Di quei giorni, Carlo aveva in mente il dipanarsi, presto diventato consueto: il suo arrivo, la corsa presso il loro rifugio, i pomeriggi che diventavano notti sotto il peso di una travolgente sensualità.
La consuetudine, tuttavia, non aveva nulla di tradizionale, o di scontato, o di ripetitivo. Al contrario, era un percorso in ascesa, una scoperta che aveva componenti fisiche e psicologiche.
Il contesto - è vero - poteva risultare abituale, ma null'altro lo era, poiché la dinamica dell'interazione reciproca era complessa e, essendo i due protagonisti soggetti multidimensionali, gli sbocchi risultavano di volta in volta imprevedibili.
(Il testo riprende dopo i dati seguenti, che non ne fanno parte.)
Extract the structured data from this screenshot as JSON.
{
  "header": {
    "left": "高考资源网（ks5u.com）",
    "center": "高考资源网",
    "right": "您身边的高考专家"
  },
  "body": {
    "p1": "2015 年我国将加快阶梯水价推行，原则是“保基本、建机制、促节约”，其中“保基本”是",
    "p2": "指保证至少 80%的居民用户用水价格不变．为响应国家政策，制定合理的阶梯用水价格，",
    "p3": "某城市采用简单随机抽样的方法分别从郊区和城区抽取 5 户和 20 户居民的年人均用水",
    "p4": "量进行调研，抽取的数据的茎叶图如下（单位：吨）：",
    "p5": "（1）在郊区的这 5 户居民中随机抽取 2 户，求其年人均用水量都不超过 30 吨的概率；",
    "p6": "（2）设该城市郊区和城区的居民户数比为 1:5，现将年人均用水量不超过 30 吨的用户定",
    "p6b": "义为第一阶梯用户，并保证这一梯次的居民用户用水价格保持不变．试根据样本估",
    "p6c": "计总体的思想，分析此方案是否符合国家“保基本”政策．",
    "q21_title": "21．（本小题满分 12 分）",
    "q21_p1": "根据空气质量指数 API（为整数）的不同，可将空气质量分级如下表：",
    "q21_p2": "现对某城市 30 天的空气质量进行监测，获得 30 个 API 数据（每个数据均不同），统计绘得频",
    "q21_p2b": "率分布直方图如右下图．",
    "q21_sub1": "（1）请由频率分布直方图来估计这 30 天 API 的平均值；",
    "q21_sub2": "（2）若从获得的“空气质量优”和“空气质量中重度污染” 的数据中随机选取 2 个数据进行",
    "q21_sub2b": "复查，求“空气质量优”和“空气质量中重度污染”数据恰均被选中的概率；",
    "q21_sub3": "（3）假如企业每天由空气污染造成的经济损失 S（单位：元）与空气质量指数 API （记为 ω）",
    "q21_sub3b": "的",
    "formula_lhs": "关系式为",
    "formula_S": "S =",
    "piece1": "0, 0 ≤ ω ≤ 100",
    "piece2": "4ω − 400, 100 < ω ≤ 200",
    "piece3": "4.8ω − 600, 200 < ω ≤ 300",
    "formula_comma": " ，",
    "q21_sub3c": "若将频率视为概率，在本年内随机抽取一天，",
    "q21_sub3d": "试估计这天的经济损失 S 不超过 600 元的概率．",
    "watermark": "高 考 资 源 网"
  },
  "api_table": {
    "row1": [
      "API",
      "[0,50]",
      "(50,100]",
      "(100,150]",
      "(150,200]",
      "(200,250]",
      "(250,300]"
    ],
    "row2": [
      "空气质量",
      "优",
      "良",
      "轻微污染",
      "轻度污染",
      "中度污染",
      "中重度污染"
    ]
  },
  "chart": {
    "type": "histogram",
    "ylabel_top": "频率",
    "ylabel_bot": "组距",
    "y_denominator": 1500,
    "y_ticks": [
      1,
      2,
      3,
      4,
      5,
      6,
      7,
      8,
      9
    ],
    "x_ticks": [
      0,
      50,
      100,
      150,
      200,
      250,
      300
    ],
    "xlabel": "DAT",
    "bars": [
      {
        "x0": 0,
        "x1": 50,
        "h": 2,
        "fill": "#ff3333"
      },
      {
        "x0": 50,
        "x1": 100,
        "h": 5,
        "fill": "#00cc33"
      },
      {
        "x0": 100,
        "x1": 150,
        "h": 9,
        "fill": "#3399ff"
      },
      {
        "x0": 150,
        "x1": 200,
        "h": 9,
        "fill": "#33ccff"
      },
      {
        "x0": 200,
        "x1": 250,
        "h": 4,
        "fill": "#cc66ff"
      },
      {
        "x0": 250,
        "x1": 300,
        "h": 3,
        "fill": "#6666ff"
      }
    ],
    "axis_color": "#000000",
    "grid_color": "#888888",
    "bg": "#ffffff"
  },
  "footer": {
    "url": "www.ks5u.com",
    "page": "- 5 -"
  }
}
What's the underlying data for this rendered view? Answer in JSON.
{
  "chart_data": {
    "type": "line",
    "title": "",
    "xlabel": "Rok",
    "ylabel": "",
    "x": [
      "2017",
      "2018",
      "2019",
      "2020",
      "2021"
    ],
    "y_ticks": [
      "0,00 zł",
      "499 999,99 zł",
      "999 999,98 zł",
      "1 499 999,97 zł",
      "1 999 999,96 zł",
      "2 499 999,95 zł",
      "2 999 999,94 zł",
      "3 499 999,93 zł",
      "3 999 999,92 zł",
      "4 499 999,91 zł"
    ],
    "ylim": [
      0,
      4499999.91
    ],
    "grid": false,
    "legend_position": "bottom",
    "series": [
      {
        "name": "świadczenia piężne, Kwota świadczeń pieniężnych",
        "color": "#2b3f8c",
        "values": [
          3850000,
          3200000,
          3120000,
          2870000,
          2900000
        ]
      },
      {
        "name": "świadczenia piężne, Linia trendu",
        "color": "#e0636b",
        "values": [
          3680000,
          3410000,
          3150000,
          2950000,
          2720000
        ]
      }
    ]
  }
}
Non c'era una dominante. C'erano, semmai, situazioni sempre diverse, che Carlo e Laura esploravano a modo loro, sulla base di suggestioni quasi sempre episodiche, frammentarie, momentanee.
Avevano tentato, in un primo momento, di stabilire qualcosa che potesse vagamente somigliare a un programma di conoscenza, ma lo avevano rapidamente abbandonato, avendo preso consapevolezza del fatto che era molto meglio lasciarsi guidare dall'istinto, dagli stimoli del momento, da curiosità che potevano emergere di colpo.
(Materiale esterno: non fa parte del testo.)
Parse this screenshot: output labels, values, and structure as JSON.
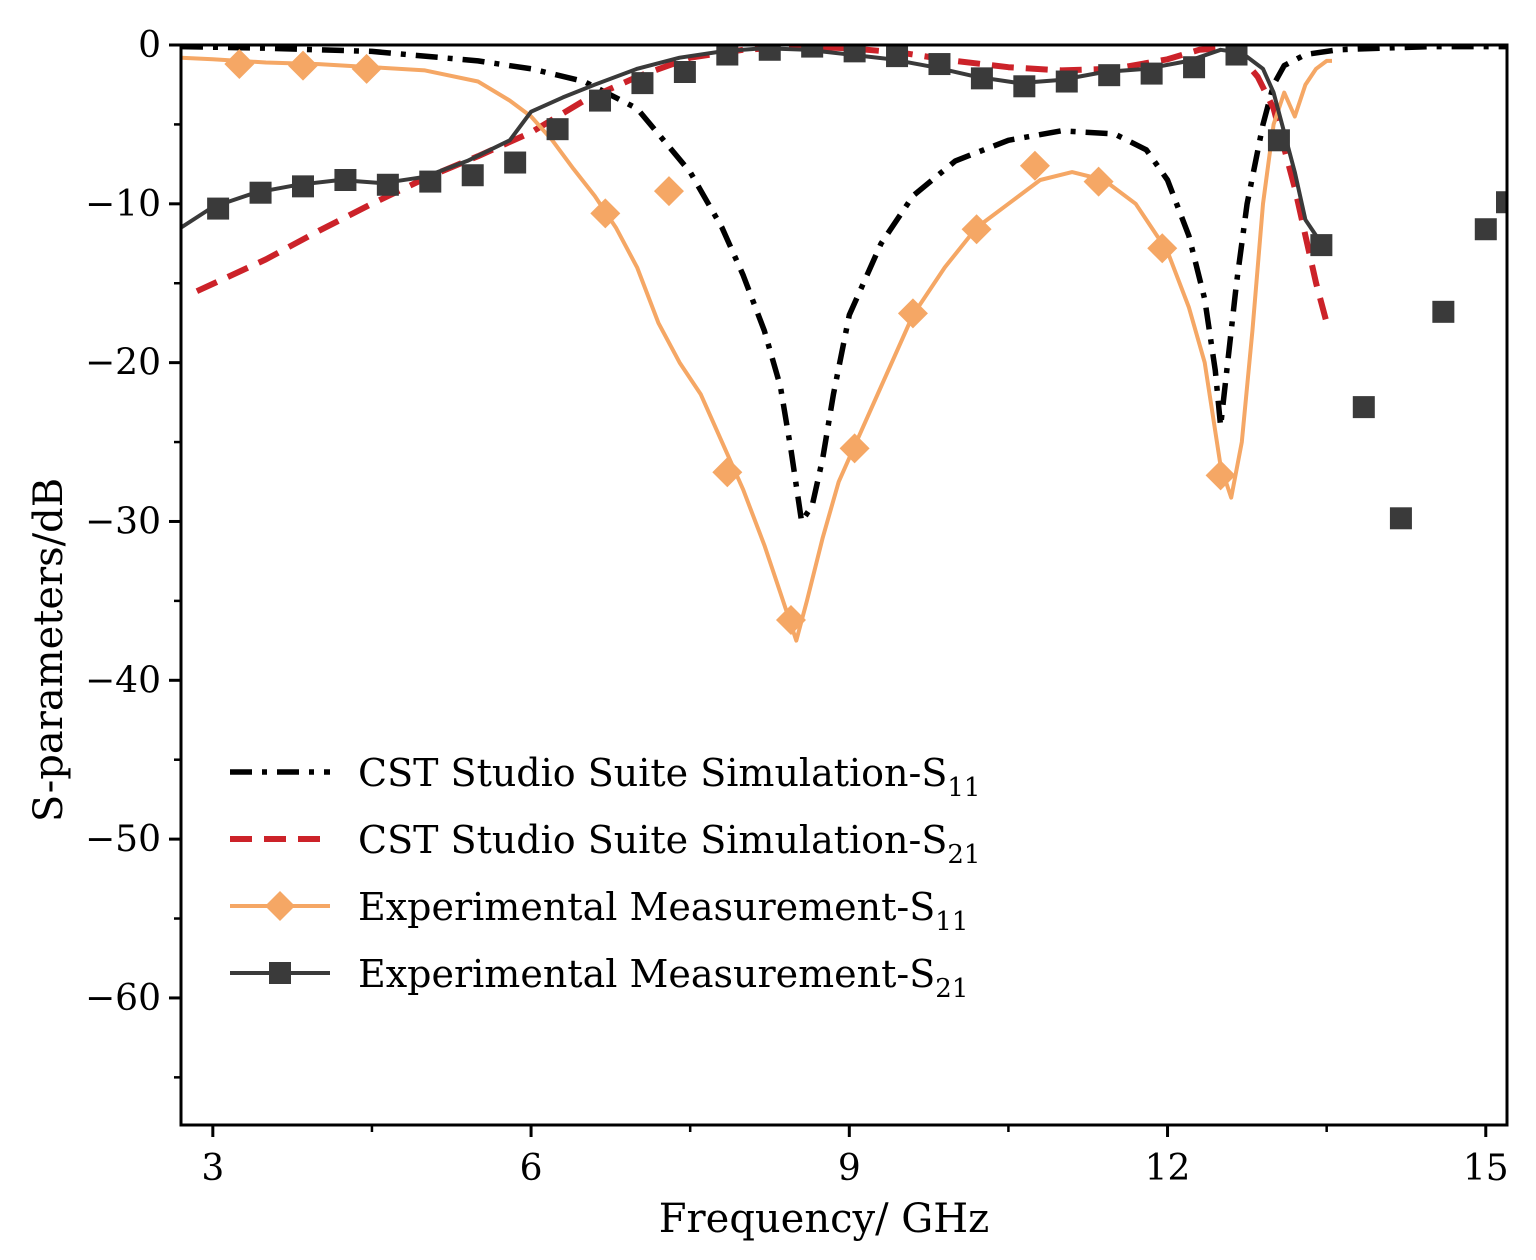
{
  "chart_data": {
    "type": "line",
    "title": "",
    "xlabel": "Frequency/ GHz",
    "ylabel": "S-parameters/dB",
    "xlim": [
      2.7,
      15.2
    ],
    "ylim": [
      -68,
      0
    ],
    "xticks": [
      3,
      6,
      9,
      12,
      15
    ],
    "xtick_labels": [
      "3",
      "6",
      "9",
      "12",
      "15"
    ],
    "yticks": [
      0,
      -10,
      -20,
      -30,
      -40,
      -50,
      -60
    ],
    "ytick_labels": [
      "0",
      "−10",
      "−20",
      "−30",
      "−40",
      "−50",
      "−60"
    ],
    "grid": false,
    "legend_position": "lower-left",
    "series": [
      {
        "name": "sim_s11",
        "legend_main": "CST Studio Suite Simulation-S",
        "legend_sub": "11",
        "color": "#000000",
        "style": "dash-dot",
        "marker": "none",
        "x": [
          2.7,
          3.5,
          4.5,
          5.5,
          6.0,
          6.5,
          7.0,
          7.5,
          7.8,
          8.0,
          8.2,
          8.35,
          8.45,
          8.55,
          8.65,
          8.75,
          8.85,
          9.0,
          9.3,
          9.6,
          10.0,
          10.5,
          11.0,
          11.5,
          11.8,
          12.0,
          12.2,
          12.35,
          12.45,
          12.5,
          12.55,
          12.65,
          12.75,
          12.9,
          13.0,
          13.1,
          13.3,
          13.6,
          14.0,
          14.5,
          15.0,
          15.2
        ],
        "y": [
          -0.1,
          -0.2,
          -0.4,
          -1.0,
          -1.5,
          -2.3,
          -4.0,
          -8.0,
          -11.5,
          -14.5,
          -18.0,
          -21.5,
          -25.5,
          -30.0,
          -29.0,
          -26.0,
          -22.0,
          -17.0,
          -12.5,
          -9.5,
          -7.3,
          -6.0,
          -5.4,
          -5.6,
          -6.6,
          -8.5,
          -12.0,
          -16.0,
          -20.5,
          -24.0,
          -21.0,
          -15.0,
          -10.0,
          -5.0,
          -2.5,
          -1.3,
          -0.6,
          -0.3,
          -0.2,
          -0.1,
          -0.1,
          -0.1
        ]
      },
      {
        "name": "sim_s21",
        "legend_main": "CST Studio Suite Simulation-S",
        "legend_sub": "21",
        "color": "#cc2229",
        "style": "dashed",
        "marker": "none",
        "x": [
          2.85,
          3.5,
          4.0,
          4.5,
          5.0,
          5.5,
          6.0,
          6.5,
          7.0,
          7.5,
          8.0,
          8.5,
          9.0,
          9.5,
          10.0,
          10.5,
          11.0,
          11.5,
          12.0,
          12.3,
          12.5,
          12.7,
          12.85,
          13.0,
          13.1,
          13.2,
          13.3,
          13.4,
          13.5
        ],
        "y": [
          -15.5,
          -13.5,
          -11.7,
          -10.0,
          -8.4,
          -7.0,
          -5.5,
          -3.5,
          -2.0,
          -0.8,
          -0.3,
          -0.1,
          -0.2,
          -0.5,
          -1.0,
          -1.4,
          -1.6,
          -1.5,
          -0.9,
          -0.3,
          -0.2,
          -0.8,
          -2.0,
          -4.0,
          -6.5,
          -9.0,
          -12.0,
          -15.0,
          -17.5
        ]
      },
      {
        "name": "meas_s11",
        "legend_main": "Experimental Measurement-S",
        "legend_sub": "11",
        "color": "#f5a765",
        "style": "solid",
        "marker": "diamond",
        "x": [
          2.7,
          3.0,
          3.5,
          4.0,
          4.5,
          5.0,
          5.5,
          5.8,
          6.0,
          6.2,
          6.4,
          6.6,
          6.8,
          7.0,
          7.2,
          7.4,
          7.6,
          7.8,
          8.0,
          8.2,
          8.35,
          8.5,
          8.6,
          8.75,
          8.9,
          9.1,
          9.3,
          9.6,
          9.9,
          10.2,
          10.5,
          10.8,
          11.1,
          11.4,
          11.7,
          12.0,
          12.2,
          12.35,
          12.5,
          12.6,
          12.7,
          12.8,
          12.9,
          13.0,
          13.1,
          13.2,
          13.3,
          13.4,
          13.5,
          13.55
        ],
        "y": [
          -0.8,
          -0.9,
          -1.1,
          -1.2,
          -1.4,
          -1.6,
          -2.3,
          -3.5,
          -4.5,
          -6.0,
          -7.8,
          -9.5,
          -11.5,
          -14.0,
          -17.5,
          -20.0,
          -22.0,
          -25.0,
          -28.0,
          -31.5,
          -34.5,
          -37.5,
          -35.0,
          -31.0,
          -27.5,
          -24.5,
          -21.5,
          -17.0,
          -14.0,
          -11.5,
          -10.0,
          -8.5,
          -8.0,
          -8.5,
          -10.0,
          -13.0,
          -16.5,
          -20.0,
          -26.5,
          -28.5,
          -25.0,
          -18.0,
          -10.0,
          -5.0,
          -3.0,
          -4.5,
          -2.5,
          -1.5,
          -1.0,
          -1.0
        ],
        "marker_x": [
          3.25,
          3.85,
          4.45,
          6.7,
          7.3,
          7.85,
          8.45,
          9.05,
          9.6,
          10.2,
          10.75,
          11.35,
          11.95,
          12.5
        ],
        "marker_y": [
          -1.2,
          -1.3,
          -1.5,
          -10.6,
          -9.2,
          -26.9,
          -36.2,
          -25.4,
          -16.9,
          -11.6,
          -7.6,
          -8.6,
          -12.8,
          -27.1
        ]
      },
      {
        "name": "meas_s21",
        "legend_main": "Experimental Measurement-S",
        "legend_sub": "21",
        "color": "#3a3a3a",
        "style": "solid",
        "marker": "square",
        "x": [
          2.7,
          3.0,
          3.4,
          3.8,
          4.2,
          4.6,
          5.0,
          5.4,
          5.8,
          6.0,
          6.3,
          6.6,
          7.0,
          7.4,
          7.8,
          8.2,
          8.6,
          9.0,
          9.4,
          9.8,
          10.2,
          10.6,
          11.0,
          11.4,
          11.8,
          12.2,
          12.5,
          12.7,
          12.9,
          13.0,
          13.1,
          13.2,
          13.3,
          13.4,
          13.5
        ],
        "y": [
          -11.5,
          -10.2,
          -9.3,
          -8.8,
          -8.5,
          -8.7,
          -8.3,
          -7.3,
          -6.0,
          -4.2,
          -3.3,
          -2.5,
          -1.5,
          -0.8,
          -0.4,
          -0.2,
          -0.3,
          -0.6,
          -0.9,
          -1.4,
          -2.0,
          -2.4,
          -2.2,
          -1.7,
          -1.5,
          -1.0,
          -0.3,
          -0.5,
          -1.5,
          -3.0,
          -5.5,
          -8.0,
          -11.0,
          -12.0,
          -12.5
        ],
        "marker_x": [
          3.05,
          3.45,
          3.85,
          4.25,
          4.65,
          5.05,
          5.45,
          5.85,
          6.25,
          6.65,
          7.05,
          7.45,
          7.85,
          8.25,
          8.65,
          9.05,
          9.45,
          9.85,
          10.25,
          10.65,
          11.05,
          11.45,
          11.85,
          12.25,
          12.65,
          13.05,
          13.45,
          13.85,
          14.2,
          14.6,
          15.0,
          15.2
        ],
        "marker_y": [
          -10.3,
          -9.3,
          -8.9,
          -8.5,
          -8.8,
          -8.6,
          -8.2,
          -7.4,
          -5.3,
          -3.5,
          -2.4,
          -1.7,
          -0.6,
          -0.3,
          -0.1,
          -0.4,
          -0.7,
          -1.2,
          -2.1,
          -2.6,
          -2.3,
          -1.9,
          -1.8,
          -1.4,
          -0.6,
          -6.0,
          -12.6,
          -22.8,
          -29.8,
          -16.8,
          -11.6,
          -9.9
        ]
      }
    ]
  }
}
Laura in apparenza era più timida, ma quella sua presunta timidezza, per altro vaga, era più un suo modo di gestire una propria dimensione sociale, un atteggiamento che si confacesse alla sua veste di "donna in carriera". Nella solitudine di quei pomeriggi, infatti, quando non erano solo gli abiti a cadere, ma molte altre forme di censura, la sua natura mutava progressivamente, così come di fretta mutava spesso anche il suo umore, e si faceva aggressiva, curiosa, vorrei dire perfino dominante, se la definizione non corresse il rischio di innescare qualche equivoco.
Era come se ella si liberasse delle proprie timidezze e desse fondo non alla sua sensualità - perché davvero non ne aveva bisogno, tanto in lei questa era naturale, spontanea, diretta e decisa - quanto a talune sue curiosità sessuali e forse addirittura fisiche. Un atteggiamento in parte imprevedibile, ma gradevole, che faceva comprendere quanto si trattasse di una donna libera, priva di qualsiasi complesso di colpa, o di inibizione psicologica e/o sociale. Laura dava fondo ai propri appetiti e alla propria carnalità, entrambi alquanto forti, e guardarla, sentirla, subirla, faceva del rapporto con lei un'esperienza assolutamente "di confine".
Carlo, per parte sua, era complice e partecipe. Attivo, non passivo, intento a sublimare tutto in una ricerca di sintonia e alchimia che desse a quel loro rapporto la massima intensità possibile.
Quando ne avevano voglia, uscivano per la cena, consapevoli del fatto che quegli attimi fuggenti non potevano esaurirsi nella mera carnalità, ma dovevano essere portati oltre, nella giusta dimensione in cui il loro incontro aveva avuto inizio, quella spirituale. Entrambi convinti cultori di un approccio olistico all'esistenza, sapevano che la cosa peggiore che avrebbero potuto fare sarebbe stata quella di esaurire le loro interazioni nella pura dinamica sessuale, la quale invece era al tempo stesso premessa e sviluppo di tutte le altre, per di più in una lettura dinamica e multidirezionale, che non prevedeva passaggi o escalation ritualizzate, ma itinerari percorribili nelle direzioni più diverse, a seconda dei momenti e delle emozioni che quei momenti avevano attivato.
Rientravano nel loro rifugio felici e talvolta vagamente eccitati, magari a seguito di qualche contenuto alcolico di troppo, ma perfettamente consapevoli di aver trovato una loro dimensione, né spaziale né temporale. Più semplicemente, una dimensione delle loro anime.